Keep asking questions, these people here are great!:drinks:

Yodogsandman
08-06-2014, 11:35 AM
I also use my crosshairs to bracket my aim point similar to country gent. I shoot at 9" paper plates with a 1" black dot in the middle. I can see the bullet holes good on the white background. I bracket the left side of the vertical crosshair and the top of my horizontal crosshair to just touch the edge of the spot. It gives me two specific points of reference. I don't care all that much where on the plate the boolits hit, I'm shooting for the group. I can always adjust the scope when I get where I want to be. This gives you a very defined spot for a point of aim.
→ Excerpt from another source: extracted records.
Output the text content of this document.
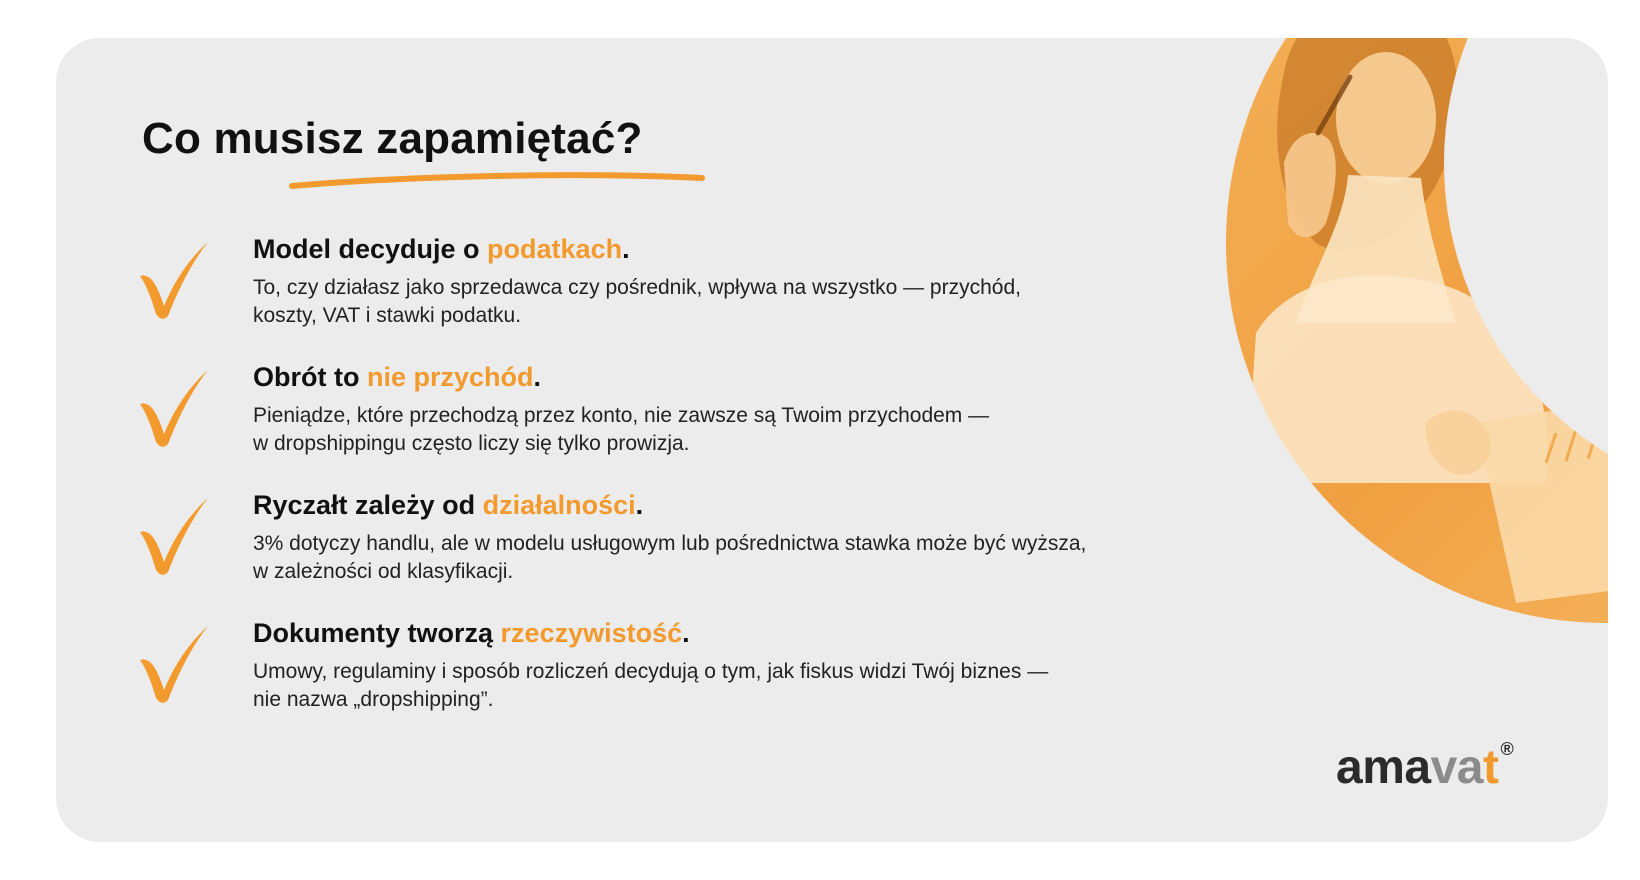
Co musisz zapamiętać?
Model decyduje o podatkach.

To, czy działasz jako sprzedawca czy pośrednik, wpływa na wszystko — przychód,
koszty, VAT i stawki podatku.

Obrót to nie przychód.

Pieniądze, które przechodzą przez konto, nie zawsze są Twoim przychodem —
w dropshippingu często liczy się tylko prowizja.

Ryczałt zależy od działalności.

3% dotyczy handlu, ale w modelu usługowym lub pośrednictwa stawka może być wyższa,
w zależności od klasyfikacji.

Dokumenty tworzą rzeczywistość.

Umowy, regulaminy i sposób rozliczeń decydują o tym, jak fiskus widzi Twój biznes —
nie nazwa „dropshipping”.

ama va t ®
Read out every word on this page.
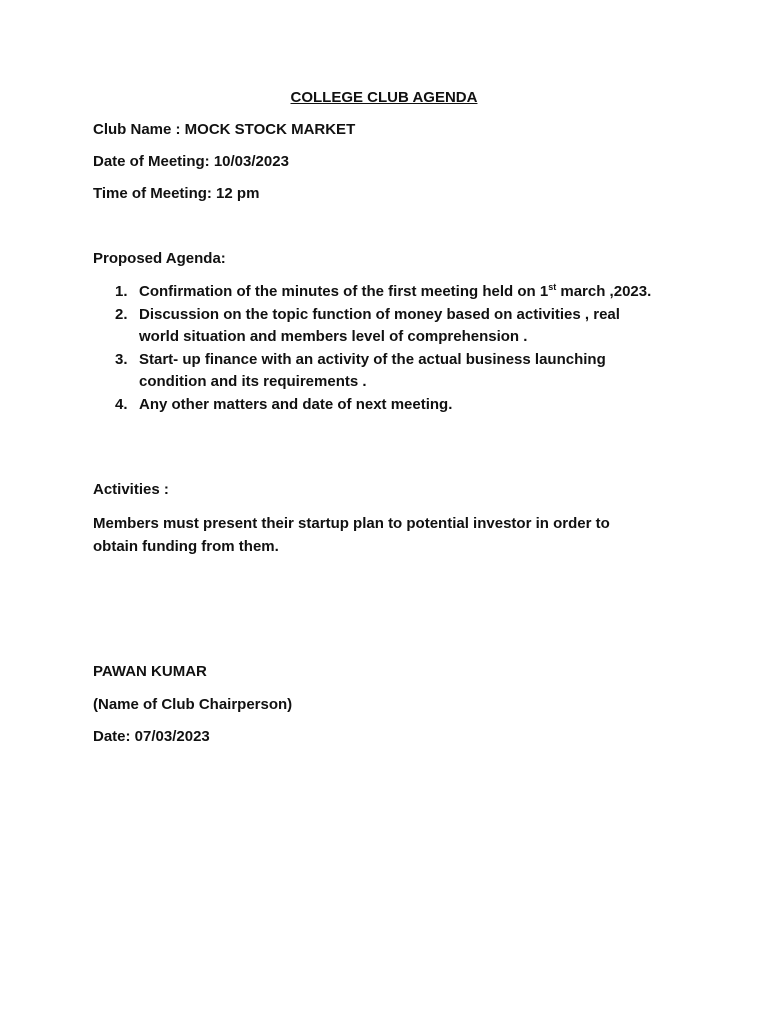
COLLEGE CLUB AGENDA
Club Name : MOCK STOCK MARKET
Date of Meeting: 10/03/2023
Time of Meeting: 12 pm
Proposed Agenda:
1. Confirmation of the minutes of the first meeting held on 1st march ,2023.
2. Discussion on the topic function of money based on activities , real world situation and members level of comprehension .
3. Start- up finance with an activity of the actual business launching condition and its requirements .
4. Any other matters and date of next meeting.
Activities :
Members must present their startup plan to potential investor in order to obtain funding from them.
PAWAN KUMAR
(Name of Club Chairperson)
Date: 07/03/2023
To make my targets, I buy a big stack of the cheapest paper plates I can find. I use a template plate with the 1" center cut out. Then I'll lay the template on each plate and either spray paint the dot with cheapo flat black or use a thick magic marker. A foot thick stack of plates lasts for quite a while for next to nothing per target.
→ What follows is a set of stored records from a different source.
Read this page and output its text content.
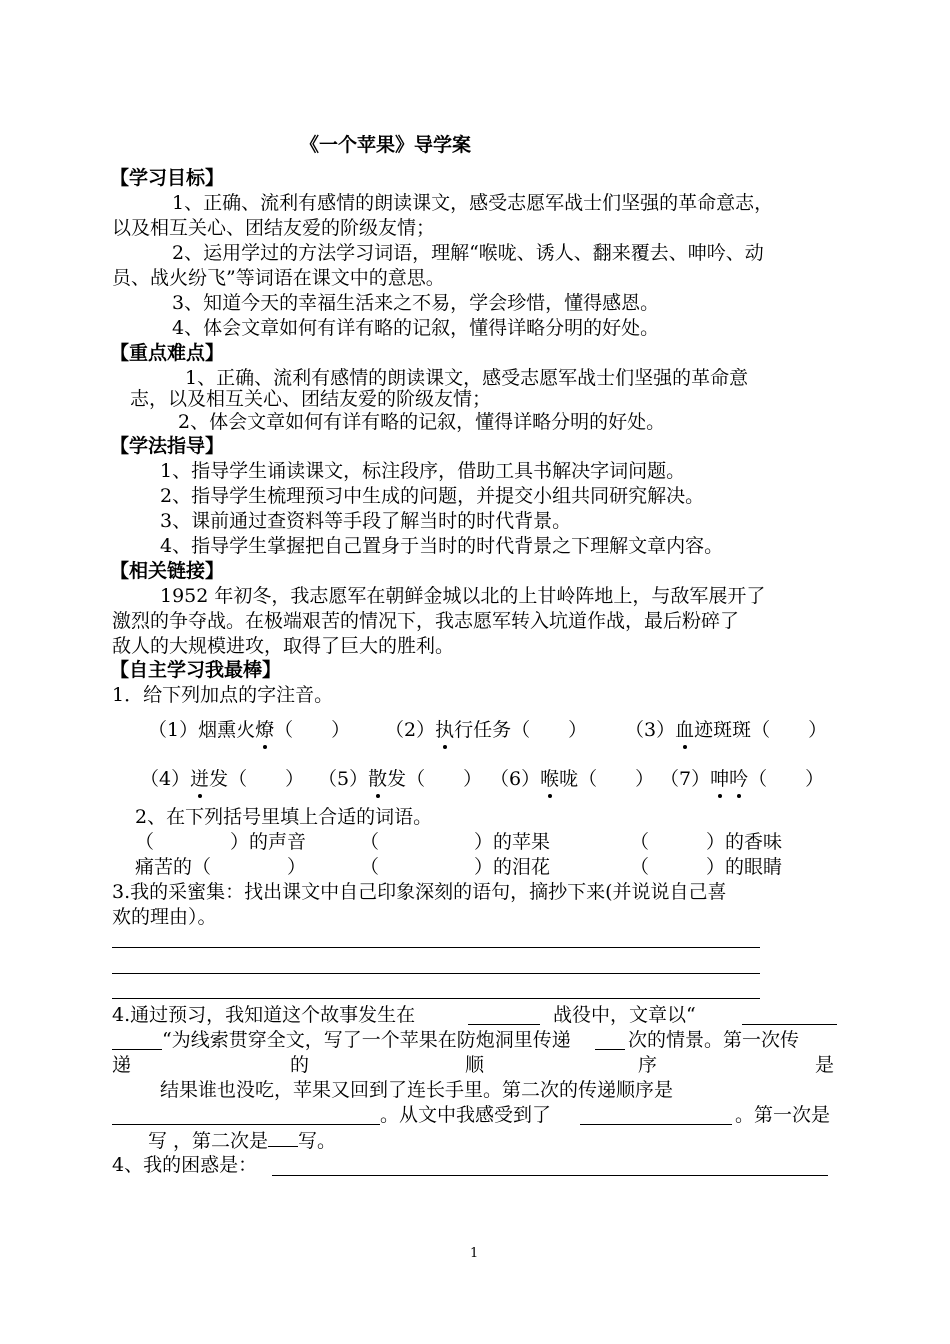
《一个苹果》导学案
【学习目标】
1、正确、流利有感情的朗读课文，感受志愿军战士们坚强的革命意志，
以及相互关心、团结友爱的阶级友情；
2、运用学过的方法学习词语，理解“喉咙、诱人、翻来覆去、呻吟、动
员、战火纷飞”等词语在课文中的意思。
3、知道今天的幸福生活来之不易，学会珍惜，懂得感恩。
4、体会文章如何有详有略的记叙，懂得详略分明的好处。
【重点难点】
1、正确、流利有感情的朗读课文，感受志愿军战士们坚强的革命意
志，以及相互关心、团结友爱的阶级友情；
2、体会文章如何有详有略的记叙，懂得详略分明的好处。
【学法指导】
1、指导学生诵读课文，标注段序，借助工具书解决字词问题。
2、指导学生梳理预习中生成的问题，并提交小组共同研究解决。
3、课前通过查资料等手段了解当时的时代背景。
4、指导学生掌握把自己置身于当时的时代背景之下理解文章内容。
【相关链接】
1952 年初冬，我志愿军在朝鲜金城以北的上甘岭阵地上，与敌军展开了
激烈的争夺战。在极端艰苦的情况下，我志愿军转入坑道作战，最后粉碎了
敌人的大规模进攻，取得了巨大的胜利。
【自主学习我最棒】
1．给下列加点的字注音。
（1）烟熏火燎（　　） （2）执行任务（　　） （3）血迹斑斑（　　）
（4）迸发（　　） （5）散发（　　） （6）喉咙（　　） （7）呻吟（　　）
2、在下列括号里填上合适的词语。
（　　　　）的声音	（　　　　　）的苹果	（　　　）的香味
痛苦的（　　　　）	（　　　　　）的泪花	（　　　）的眼睛
3.我的采蜜集：找出课文中自己印象深刻的语句，摘抄下来(并说说自己喜
欢的理由）。
4.通过预习，我知道这个故事发生在	战役中，文章以“
“为线索贯穿全文，写了一个苹果在防炮洞里传递	次的情景。第一次传
递	的	顺	序	是
结果谁也没吃，苹果又回到了连长手里。第二次的传递顺序是
。从文中我感受到了	。第一次是
写 ，第二次是 写。
4、我的困惑是：
1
I hold the targets up using a nail, too. While thumbtacks, push pins and staples do OK, I hate to have to walk back and forth 100 yards again because the target fell down.

country gent
08-06-2014, 12:01 PM
The reason for the square aiming point is it also helps keep the rifle positioned the same radially on the bags. It helps maintain consistency. With a scope mounted in tall rings a diffrence radially can show up as slight changes in windage. I simple cut them from 2x4 index cards and glue them in place with a glue stick. Your template could be made with a little layout and a xacto knife easy enough also. I have a template made up for BPCR Chickens targets I use to paint on poster board or bytcher paper also.

tmc-okc
08-08-2014, 07:14 PM
For my front rest I bolted a scissor jack from a 73 CJ5 Jeep to a 12 inch square piece of plywood on the bottom ( sold the Jeep and the jack stayed home). On the top I mounted a 6 inch square piece of pine then made a sandbag to fit. Made several sand bags from old Levis. Attached a 2 in square block to the height adjustment so I could easily adjust it up & down. It works well when sandbags are used to hold the bottom steady. I do use a set of leather rabbit ear sandbags on the rear. I like to use a white 1 3/4 inch diamond aim point. It helps to keep the scope crosshairs vertical & horizontal - IF - the target is hung vertical. I know it is all kinda "Micky Mouse" but it has served me pretty good for over 20 years.